Correspondingly, "A>>1" pushes everything into lower-valued places, and drops the lowest digit. This means it's equivalent to division: "(A>>1) == (A/2)". In general, right-shifting by n bits is a fast way to divide by 2ⁿ (and ignore the remainder).

You might think right shifting a negative number would bring in zeros, hence flipping it into a positive number, but in C/C++/C# the ">>" operator actually does the correct thing--it brings in zeros for unsigned values, and brings in the sign bit for signed values. This means "x>>1" will turn +10 (1010 binary) into 5 (101 binary), but -10 (...1111110110) into -5 (...1111111011), just like it should. Java doesn't have an "unsigned" data type, but it does have an arithmetic right-shift called ">>>" that brings in zeros; ">>" assumes signed by default.

Finally, "A&0x1" drops all digits higher than the 1's place, so the result is either 0 or 1 corresponding to whether A was even or odd; that is, it's the modulo-2 operation (remainder after dividing by 2), so "(A&0x1)==(A%2)". Similarly, "A&0x3" gives a result from 0-3, corresponding to the version of A where we've dropped corresponding the higher binary digits, so "(A&0x3)==A%4". So masking is a fast way to do modulus operation.

All three of these can be used to speed up arithmetic: multiplying is pretty fast on modern machines, but it's not (quite) as fast as bit shifting. Division and modulus operations are really quite slow on most machines, so replacing them by bitshifts can often give a 20x speedup! Keep in mind, though, that the compiler also knows about these tricks--so if you write "A/4" somewhere, the compiler will almost always use the bit shift instead of the divide. The only place the compiler won't help you is when it doesn't know what you're dividing by--so if you write "A/B", even if B always turns out to be a power of two, the compiler will use the slow divide instruction instead of a fast bit shift. This means you may have to keep track of the corresponding bit shift (log-base-2 of B) or bit mask (for B a power of two, it's just B-1) manually, which is a pain, but sometimes speed hurts!

Once place where bit-style arithmetic operations really shine is with packed fields. Let's say you've got two packed ARGB colors A and B (i.e., four 8-bit fields) that you want to average--blend together at 50% intensity. The usual way to do this would be to extract the alpha, red, green, and blue fields (using masking and bit shifts), blend them by adding them together and dividing by two, and reassemble them using more bit shifts and OR operations--a total of like 4*(2+2+2)=24 operations, including four divides.
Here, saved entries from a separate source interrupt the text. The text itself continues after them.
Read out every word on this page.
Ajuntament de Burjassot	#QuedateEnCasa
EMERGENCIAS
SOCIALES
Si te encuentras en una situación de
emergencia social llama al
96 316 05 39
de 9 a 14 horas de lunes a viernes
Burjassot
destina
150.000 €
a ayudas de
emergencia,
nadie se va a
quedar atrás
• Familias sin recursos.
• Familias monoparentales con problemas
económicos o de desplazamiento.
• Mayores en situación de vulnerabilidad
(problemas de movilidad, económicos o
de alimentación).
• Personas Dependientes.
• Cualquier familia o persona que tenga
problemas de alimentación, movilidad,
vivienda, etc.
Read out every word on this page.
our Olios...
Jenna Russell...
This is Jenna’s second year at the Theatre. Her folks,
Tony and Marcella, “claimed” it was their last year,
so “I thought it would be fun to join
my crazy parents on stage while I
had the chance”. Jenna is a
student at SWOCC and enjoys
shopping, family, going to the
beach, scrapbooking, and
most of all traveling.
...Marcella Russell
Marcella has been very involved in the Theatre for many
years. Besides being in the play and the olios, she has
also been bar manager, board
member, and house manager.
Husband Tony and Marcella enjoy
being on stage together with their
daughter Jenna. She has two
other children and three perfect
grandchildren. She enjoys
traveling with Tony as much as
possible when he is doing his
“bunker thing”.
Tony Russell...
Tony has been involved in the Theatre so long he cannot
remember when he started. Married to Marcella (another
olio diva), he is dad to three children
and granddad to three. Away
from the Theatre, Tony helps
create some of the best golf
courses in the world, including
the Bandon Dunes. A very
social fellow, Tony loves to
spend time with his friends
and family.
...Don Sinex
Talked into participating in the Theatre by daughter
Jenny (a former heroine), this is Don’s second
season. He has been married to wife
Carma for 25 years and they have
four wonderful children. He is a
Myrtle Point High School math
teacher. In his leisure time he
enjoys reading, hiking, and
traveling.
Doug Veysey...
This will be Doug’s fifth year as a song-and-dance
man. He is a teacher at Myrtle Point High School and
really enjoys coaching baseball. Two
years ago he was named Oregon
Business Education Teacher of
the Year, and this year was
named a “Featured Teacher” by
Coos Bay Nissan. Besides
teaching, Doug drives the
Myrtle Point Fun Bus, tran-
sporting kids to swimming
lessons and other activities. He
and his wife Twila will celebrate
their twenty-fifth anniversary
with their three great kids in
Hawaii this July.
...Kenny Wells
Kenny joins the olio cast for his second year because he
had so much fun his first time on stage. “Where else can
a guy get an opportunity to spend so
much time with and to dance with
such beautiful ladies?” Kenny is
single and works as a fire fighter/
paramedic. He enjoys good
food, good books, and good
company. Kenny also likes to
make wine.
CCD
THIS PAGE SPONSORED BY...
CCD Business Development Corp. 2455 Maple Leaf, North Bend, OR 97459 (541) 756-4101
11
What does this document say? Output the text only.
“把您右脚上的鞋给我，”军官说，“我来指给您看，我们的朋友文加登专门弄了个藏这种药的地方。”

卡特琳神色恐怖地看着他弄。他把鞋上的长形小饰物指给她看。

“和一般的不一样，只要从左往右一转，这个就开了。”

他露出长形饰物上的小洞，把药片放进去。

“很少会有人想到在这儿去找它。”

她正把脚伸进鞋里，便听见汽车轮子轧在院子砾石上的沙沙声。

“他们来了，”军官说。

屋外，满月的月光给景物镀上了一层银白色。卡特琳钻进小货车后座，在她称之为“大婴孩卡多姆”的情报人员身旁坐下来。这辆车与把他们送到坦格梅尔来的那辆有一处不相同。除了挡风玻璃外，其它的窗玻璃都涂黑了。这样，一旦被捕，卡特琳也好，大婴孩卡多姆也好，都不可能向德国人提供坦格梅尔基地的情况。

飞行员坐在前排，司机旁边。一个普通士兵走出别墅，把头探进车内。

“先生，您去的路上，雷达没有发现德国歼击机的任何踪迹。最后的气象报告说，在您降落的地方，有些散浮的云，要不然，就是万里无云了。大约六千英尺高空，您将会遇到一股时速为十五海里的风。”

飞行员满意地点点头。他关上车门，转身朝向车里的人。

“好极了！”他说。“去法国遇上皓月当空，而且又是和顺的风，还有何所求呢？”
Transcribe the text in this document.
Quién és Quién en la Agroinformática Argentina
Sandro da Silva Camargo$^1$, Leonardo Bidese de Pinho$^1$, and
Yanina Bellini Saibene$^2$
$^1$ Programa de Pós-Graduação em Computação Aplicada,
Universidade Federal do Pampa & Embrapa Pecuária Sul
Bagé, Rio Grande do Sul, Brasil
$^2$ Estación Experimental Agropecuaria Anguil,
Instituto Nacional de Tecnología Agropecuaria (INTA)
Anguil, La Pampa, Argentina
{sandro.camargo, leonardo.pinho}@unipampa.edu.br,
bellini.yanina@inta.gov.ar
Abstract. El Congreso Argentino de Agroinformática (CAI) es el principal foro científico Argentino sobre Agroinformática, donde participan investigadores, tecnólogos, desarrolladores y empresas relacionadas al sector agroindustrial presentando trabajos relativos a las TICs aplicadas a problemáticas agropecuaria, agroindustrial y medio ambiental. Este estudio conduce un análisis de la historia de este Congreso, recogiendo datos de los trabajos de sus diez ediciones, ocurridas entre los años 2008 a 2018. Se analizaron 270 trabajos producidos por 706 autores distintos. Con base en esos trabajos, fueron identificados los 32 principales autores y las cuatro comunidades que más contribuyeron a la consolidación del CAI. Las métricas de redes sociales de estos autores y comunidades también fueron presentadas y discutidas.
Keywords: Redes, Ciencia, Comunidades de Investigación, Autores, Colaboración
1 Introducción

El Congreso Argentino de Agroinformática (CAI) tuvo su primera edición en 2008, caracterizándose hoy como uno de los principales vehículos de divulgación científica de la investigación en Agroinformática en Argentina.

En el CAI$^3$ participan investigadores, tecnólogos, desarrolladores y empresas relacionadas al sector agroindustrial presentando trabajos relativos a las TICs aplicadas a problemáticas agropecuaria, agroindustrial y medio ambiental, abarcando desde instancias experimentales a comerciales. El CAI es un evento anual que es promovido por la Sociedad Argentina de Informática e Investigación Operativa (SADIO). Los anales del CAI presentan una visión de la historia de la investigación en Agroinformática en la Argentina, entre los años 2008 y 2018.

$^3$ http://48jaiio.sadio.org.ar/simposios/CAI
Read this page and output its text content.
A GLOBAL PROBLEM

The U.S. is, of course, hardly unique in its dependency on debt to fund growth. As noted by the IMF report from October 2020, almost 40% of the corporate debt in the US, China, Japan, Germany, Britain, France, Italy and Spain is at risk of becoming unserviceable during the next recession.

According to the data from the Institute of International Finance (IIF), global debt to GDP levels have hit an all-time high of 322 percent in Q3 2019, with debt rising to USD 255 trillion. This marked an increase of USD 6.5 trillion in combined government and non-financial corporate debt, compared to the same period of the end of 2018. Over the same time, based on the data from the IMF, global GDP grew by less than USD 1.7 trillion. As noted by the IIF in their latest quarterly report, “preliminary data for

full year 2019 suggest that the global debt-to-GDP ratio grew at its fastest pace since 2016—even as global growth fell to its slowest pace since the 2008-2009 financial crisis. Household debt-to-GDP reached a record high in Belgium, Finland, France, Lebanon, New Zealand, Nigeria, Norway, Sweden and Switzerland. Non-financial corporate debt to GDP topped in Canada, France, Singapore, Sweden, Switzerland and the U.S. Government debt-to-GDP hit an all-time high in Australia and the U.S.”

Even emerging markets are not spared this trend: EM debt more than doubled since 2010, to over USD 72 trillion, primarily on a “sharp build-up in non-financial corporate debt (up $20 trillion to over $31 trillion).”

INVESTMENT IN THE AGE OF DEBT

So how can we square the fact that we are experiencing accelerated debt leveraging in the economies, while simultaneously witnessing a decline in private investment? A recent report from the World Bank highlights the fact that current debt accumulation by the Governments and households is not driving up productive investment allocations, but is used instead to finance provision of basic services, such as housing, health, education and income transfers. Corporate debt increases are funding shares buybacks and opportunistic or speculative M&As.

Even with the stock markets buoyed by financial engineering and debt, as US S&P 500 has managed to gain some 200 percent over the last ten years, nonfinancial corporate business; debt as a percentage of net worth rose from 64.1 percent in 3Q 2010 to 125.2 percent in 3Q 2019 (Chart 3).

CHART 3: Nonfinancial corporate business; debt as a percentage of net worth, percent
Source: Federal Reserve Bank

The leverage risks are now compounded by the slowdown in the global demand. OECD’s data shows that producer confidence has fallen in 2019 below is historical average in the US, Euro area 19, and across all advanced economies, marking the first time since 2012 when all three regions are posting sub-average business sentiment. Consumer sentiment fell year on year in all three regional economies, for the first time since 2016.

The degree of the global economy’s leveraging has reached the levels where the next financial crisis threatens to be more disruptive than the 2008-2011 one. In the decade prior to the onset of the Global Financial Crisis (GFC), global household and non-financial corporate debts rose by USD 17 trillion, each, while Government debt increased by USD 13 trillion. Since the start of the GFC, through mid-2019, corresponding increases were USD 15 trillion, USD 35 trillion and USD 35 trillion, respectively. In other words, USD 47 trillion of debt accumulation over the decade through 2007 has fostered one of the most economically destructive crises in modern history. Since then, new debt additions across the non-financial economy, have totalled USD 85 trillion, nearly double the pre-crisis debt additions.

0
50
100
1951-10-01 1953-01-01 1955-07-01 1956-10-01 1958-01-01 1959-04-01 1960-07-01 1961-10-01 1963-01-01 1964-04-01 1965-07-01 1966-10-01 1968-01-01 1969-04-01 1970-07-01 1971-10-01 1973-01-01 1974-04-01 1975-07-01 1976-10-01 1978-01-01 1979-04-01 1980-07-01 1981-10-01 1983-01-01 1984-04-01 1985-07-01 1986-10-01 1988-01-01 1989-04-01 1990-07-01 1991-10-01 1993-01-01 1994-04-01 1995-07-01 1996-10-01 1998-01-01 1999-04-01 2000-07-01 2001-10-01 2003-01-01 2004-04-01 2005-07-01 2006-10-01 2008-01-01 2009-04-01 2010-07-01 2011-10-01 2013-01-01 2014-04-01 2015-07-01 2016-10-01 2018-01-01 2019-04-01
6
But it's way faster to do this:

	int blend=((A>>1)&0x7f7f7f7f)+((B>>1)&0x7f7f7f7f);

That is, we divide all the fields of both inputs by 2 using a bit shift, mask off space for the (overflow or carry) in the high bit, and add. This gives you a four-color blend operation for the cost of 5 cheap single-clock bit operations! Michael Herf has a great page on a similar trick for weighted blending.